Fiddling While the Pension System Burns

The Rhode Island media has its eye closely on the drama of the latest proposed settlement of the pension reform lawsuit — that is, the latest attempt to water down a reform that was nowhere near sufficient in the first place.  In contrast, Mike Riley is continuing to point out that the state, the labor unions, and retirees are arguing over free drinks on a sinking cruise ship:

The Rhode Island Pension fund is roughly  $8 billion dollars invested in stocks, bonds, fixed income securities, Private equity, Hedge Funds, other alternatives and cash. Im keeping the numbers simple here. The state commission, headed by Raimondo, has stated expected return of the portfolio to be 7.5% annually and this is to be achieved compounded over the next 20 to 30 years. A 7.5% return on $8 billion is $600 million for Fiscal 2015. According to the report that Treasurer Magaziner was handed, the return thus far in Fiscal 2015 shows a portfolio (Fiscal ytd )loss of 0.71% and including expenses a loss of 1.03% . This 1.03 % loss translates to a negative $80 million dollars.  The State would need to gain $680 million over the next 5 months to achieve their “expected” return.

Bill Rappleye has picked up that thread on Channel 10, but for the segment, General Treasurer Seth Magaziner spit out a bunch of squid oil to muddy the waters, selectively picking five-year investment returns to make it seem as if the state’s pension fund is doing swimmingly.  I noted the problem with this happy talk last month:

The ten-year average investment return is only 6.0 percent, which should be seen as -1.5 percent.  And the longest term number provided, back to July 2000, is 4.8 percent, which should be seen as -2.7 percent. …

If the average for the last 14 years was 4.8 percent, then the average for the next 14 doesn’t have to be 7.5 percent, but more like 10 percent, to make up the difference.  If we’re already seeing diminishing returns from the Federal Reserve’s quantitative easing policy and President Obama’s binge of trillion-dollar deficits, what are the next 14 years realistically going to look like?

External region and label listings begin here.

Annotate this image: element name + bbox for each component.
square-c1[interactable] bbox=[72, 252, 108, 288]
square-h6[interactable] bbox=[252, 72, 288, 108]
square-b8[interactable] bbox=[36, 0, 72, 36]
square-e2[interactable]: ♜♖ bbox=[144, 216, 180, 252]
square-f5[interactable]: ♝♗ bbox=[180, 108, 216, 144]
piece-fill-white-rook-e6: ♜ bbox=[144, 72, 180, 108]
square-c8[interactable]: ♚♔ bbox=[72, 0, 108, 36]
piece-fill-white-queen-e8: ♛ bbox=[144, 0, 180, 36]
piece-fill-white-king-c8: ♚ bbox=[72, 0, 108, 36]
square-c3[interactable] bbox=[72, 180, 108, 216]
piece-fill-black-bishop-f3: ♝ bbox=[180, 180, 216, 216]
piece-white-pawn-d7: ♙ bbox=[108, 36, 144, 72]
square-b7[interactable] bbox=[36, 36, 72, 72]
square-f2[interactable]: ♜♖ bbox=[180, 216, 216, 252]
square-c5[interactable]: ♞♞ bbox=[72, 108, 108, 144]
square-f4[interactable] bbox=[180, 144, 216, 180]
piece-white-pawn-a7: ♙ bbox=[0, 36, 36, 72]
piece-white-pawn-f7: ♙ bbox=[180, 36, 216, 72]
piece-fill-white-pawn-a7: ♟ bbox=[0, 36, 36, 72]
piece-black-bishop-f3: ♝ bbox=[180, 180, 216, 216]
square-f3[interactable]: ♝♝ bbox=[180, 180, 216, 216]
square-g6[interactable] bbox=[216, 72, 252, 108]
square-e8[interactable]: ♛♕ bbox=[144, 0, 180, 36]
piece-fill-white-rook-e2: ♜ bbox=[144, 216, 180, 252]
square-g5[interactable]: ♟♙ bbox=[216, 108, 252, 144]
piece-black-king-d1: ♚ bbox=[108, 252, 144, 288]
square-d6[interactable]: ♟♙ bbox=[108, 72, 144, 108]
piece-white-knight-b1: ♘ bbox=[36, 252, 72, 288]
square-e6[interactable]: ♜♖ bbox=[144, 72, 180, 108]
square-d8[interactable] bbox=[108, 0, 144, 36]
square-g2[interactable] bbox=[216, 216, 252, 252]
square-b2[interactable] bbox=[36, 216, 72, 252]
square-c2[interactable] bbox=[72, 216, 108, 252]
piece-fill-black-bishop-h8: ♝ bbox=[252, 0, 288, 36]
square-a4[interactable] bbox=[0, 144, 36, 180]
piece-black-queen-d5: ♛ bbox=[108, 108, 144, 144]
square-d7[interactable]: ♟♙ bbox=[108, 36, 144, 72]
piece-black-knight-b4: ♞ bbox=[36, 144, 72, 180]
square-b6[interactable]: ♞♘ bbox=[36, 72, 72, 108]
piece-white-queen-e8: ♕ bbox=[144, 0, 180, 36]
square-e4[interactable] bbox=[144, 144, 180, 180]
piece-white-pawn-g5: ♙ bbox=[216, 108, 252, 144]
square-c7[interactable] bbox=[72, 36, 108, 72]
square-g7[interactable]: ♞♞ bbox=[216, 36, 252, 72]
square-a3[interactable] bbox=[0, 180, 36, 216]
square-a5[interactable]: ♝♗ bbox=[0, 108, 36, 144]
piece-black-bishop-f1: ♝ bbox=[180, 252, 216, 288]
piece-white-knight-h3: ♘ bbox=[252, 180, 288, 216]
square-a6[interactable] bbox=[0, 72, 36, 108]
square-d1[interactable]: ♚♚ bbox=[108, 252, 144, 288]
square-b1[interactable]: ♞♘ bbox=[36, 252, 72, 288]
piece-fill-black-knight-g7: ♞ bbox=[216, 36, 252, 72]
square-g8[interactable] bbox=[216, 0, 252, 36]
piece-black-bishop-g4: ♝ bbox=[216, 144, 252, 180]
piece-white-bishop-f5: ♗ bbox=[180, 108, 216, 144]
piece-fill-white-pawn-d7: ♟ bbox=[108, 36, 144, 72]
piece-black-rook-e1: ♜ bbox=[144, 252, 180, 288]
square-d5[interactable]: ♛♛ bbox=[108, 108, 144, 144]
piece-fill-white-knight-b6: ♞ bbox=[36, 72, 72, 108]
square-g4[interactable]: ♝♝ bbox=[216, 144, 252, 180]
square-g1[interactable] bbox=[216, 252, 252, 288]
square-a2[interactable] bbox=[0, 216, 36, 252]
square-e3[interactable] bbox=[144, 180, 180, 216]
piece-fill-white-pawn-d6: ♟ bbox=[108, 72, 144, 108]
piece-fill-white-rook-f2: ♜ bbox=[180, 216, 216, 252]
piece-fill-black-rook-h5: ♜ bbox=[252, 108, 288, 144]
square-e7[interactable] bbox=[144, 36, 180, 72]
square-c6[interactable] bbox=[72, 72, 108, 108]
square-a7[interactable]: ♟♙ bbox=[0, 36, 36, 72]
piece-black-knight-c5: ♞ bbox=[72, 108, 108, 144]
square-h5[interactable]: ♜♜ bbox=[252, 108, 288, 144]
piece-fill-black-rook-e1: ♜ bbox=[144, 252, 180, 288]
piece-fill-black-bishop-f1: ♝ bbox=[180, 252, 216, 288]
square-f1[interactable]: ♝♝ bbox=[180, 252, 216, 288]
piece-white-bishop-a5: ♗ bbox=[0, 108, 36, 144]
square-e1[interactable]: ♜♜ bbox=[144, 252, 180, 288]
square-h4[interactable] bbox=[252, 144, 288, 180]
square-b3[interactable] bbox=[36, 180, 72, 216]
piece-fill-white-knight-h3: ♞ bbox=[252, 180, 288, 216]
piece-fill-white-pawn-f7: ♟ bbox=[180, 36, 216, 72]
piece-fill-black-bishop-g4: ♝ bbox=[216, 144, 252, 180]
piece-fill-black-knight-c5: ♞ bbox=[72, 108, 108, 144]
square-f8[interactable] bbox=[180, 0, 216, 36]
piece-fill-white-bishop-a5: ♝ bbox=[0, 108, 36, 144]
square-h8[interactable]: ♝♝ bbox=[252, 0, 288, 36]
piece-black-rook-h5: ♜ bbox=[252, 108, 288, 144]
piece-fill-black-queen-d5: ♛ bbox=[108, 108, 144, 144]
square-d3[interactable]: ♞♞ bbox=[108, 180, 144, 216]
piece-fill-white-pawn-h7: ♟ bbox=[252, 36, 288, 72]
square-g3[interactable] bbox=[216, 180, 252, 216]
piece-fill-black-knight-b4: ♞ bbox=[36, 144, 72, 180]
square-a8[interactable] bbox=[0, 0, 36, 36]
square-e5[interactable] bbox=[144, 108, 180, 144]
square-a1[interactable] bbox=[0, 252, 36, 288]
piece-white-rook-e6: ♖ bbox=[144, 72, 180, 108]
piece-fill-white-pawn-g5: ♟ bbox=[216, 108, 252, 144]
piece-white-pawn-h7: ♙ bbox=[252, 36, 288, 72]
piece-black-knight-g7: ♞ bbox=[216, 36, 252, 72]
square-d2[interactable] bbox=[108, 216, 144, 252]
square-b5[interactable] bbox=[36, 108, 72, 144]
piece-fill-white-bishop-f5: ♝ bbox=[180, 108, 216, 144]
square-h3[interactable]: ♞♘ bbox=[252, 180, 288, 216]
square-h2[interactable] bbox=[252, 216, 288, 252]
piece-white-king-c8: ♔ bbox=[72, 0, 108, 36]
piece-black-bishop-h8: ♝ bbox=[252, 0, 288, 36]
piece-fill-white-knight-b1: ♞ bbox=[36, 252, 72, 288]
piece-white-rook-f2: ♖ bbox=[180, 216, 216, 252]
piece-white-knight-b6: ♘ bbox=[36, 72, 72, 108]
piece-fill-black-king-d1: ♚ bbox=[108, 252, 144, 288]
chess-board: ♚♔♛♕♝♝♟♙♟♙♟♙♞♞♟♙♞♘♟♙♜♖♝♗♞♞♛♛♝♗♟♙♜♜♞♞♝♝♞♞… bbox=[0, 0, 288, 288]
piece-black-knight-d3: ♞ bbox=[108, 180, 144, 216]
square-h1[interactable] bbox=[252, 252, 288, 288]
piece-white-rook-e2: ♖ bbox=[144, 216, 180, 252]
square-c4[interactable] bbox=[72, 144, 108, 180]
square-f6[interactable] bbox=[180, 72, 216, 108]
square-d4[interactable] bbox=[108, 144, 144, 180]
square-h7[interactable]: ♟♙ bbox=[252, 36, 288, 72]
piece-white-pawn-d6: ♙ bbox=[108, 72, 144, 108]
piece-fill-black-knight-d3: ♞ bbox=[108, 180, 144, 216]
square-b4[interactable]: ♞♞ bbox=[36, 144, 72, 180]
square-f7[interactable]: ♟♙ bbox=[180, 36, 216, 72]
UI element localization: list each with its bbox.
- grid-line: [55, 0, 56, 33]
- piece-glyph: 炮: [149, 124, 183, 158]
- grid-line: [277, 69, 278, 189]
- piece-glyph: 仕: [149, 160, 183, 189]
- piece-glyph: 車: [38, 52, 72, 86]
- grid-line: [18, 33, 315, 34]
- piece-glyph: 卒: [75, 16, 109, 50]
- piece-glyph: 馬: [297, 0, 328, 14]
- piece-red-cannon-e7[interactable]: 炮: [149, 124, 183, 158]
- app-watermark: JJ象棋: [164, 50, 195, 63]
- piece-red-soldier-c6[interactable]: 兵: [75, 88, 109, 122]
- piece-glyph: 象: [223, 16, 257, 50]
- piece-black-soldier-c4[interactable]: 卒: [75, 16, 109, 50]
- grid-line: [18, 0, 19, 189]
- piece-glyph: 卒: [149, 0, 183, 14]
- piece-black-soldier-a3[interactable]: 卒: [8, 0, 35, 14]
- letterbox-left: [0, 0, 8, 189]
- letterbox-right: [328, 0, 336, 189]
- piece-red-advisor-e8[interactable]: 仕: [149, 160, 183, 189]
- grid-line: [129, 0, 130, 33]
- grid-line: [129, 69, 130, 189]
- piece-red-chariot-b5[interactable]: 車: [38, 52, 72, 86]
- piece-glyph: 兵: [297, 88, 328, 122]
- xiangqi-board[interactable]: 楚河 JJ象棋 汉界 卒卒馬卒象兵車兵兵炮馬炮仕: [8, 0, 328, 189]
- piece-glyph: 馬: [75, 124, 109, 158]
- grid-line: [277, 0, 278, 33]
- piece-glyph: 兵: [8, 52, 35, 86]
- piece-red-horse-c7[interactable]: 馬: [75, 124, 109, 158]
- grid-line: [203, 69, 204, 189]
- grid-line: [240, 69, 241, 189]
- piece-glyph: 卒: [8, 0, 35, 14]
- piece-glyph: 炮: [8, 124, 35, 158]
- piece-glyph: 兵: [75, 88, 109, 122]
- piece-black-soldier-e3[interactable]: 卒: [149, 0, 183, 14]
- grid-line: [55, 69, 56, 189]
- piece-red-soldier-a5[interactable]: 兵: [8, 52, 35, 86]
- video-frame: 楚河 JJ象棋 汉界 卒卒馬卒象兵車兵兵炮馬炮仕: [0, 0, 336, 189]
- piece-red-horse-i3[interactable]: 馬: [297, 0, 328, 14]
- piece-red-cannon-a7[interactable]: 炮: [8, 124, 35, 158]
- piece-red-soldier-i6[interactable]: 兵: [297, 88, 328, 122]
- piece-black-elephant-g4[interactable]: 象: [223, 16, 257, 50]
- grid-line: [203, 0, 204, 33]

More importantly, I suggested, it should be the state’s general treasurer who is making this case to everybody.  It should be Seth Magaziner out in the news saying, “Hey, these negotiations are all well and good, but we may only have a few more years left until this pension reform thing starts to spring new leaks.”

Former Treasurer, now Governor, Gina Raimondo lucked out that the Obama Administration and the Federal Reserve proved to be such believers in stock-market-trickle-down theory.  Rather than ease the reins on innovators and working people, they’ve hit the loose-money throttle for the investment market.  That’s given the pension fund and the reform a brief period of looking like they might be fine, although as Riley argues, the state managed to do worse than other funds during the bubble’s latest inflation.